🤖 AI Summary
This study addresses the challenge of effectively evaluating the performance of black-box multi-class classifiers without access to training details. The problem is formulated as a two-sample conditional distribution test, where simulated samples are generated and compared against real data to assess discrepancies between classifier outputs and the true conditional distribution. By integrating insights from algorithmic fairness, the Neyman–Pearson lemma, and conformal p-values, the authors develop a stable and adaptive evaluation framework. Under mild stability conditions on an auxiliary discriminator, the method yields asymptotically valid hypothesis tests. Theoretical analysis demonstrates that the approach rigorously controls Type I error while maintaining high power to detect deviations between the classifier’s behavior and the underlying data-generating mechanism.
📝 Abstract
We consider the problem of evaluating black-box multi-class classifiers.

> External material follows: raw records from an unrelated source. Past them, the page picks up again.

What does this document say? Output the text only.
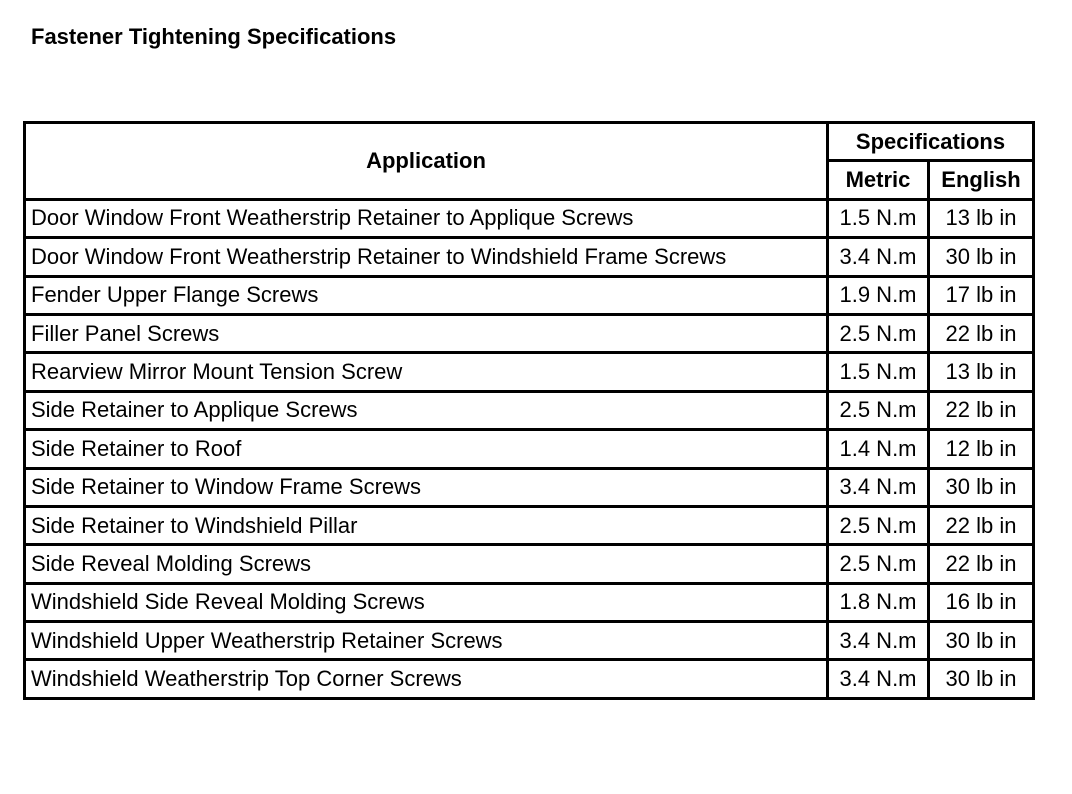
Fastener Tightening Specifications
Application	Specifications	
	Metric	English
Door Window Front Weatherstrip Retainer to Applique Screws	1.5 N.m	13 lb in
Door Window Front Weatherstrip Retainer to Windshield Frame Screws	3.4 N.m	30 lb in
Fender Upper Flange Screws	1.9 N.m	17 lb in
Filler Panel Screws	2.5 N.m	22 lb in
Rearview Mirror Mount Tension Screw	1.5 N.m	13 lb in
Side Retainer to Applique Screws	2.5 N.m	22 lb in
Side Retainer to Roof	1.4 N.m	12 lb in
Side Retainer to Window Frame Screws	3.4 N.m	30 lb in
Side Retainer to Windshield Pillar	2.5 N.m	22 lb in
Side Reveal Molding Screws	2.5 N.m	22 lb in
Windshield Side Reveal Molding Screws	1.8 N.m	16 lb in
Windshield Upper Weatherstrip Retainer Screws	3.4 N.m	30 lb in
Windshield Weatherstrip Top Corner Screws	3.4 N.m	30 lb in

In the standard setup, we observe class labels $Y\in \{0,1,\ldots,M-1\}$ generated according to the conditional distribution $
Y|X \sim \text{ Multinom}\big(η(X)\big), $ where $X$ denotes the features and $η$ maps from the feature space to the $(M-1)$-dimensional simplex. A black-box classifier is an estimate $\hatη$ for which we make no assumptions about the training algorithm. Given holdout data, our goal is to evaluate the performance of the classifier $\hatη$. Recent work suggests treating this as a goodness-of-fit problem by testing the hypothesis
$H_0: ρ((X,Y),(X',Y')) \le δ$, where $ρ$ is some metric between two distributions, and $(X',Y')\sim P_X\times \text{ Multinom}(\hatη(X))$. Combining ideas from algorithmic fairness, Neyman-Pearson lemma, and conformal p-values, we propose a new methodology for this testing problem. The key idea is to generate a second sample $(X',Y') \sim P_X \times \text{ Multinom}\big(\hatη(X)\big)$ allowing us to reduce the task to two-sample conditional distribution testing. Using part of the data, we train an auxiliary binary classifier called a distinguisher to attempt to distinguish between the two samples. The distinguisher's ability to differentiate samples, measured using a rank-sum statistic, is then used to assess the difference between $\hatη$ and $η$ . Using techniques from cross-validation central limit theorems, we derive an asymptotically rigorous test under suitable stability conditions of the distinguisher.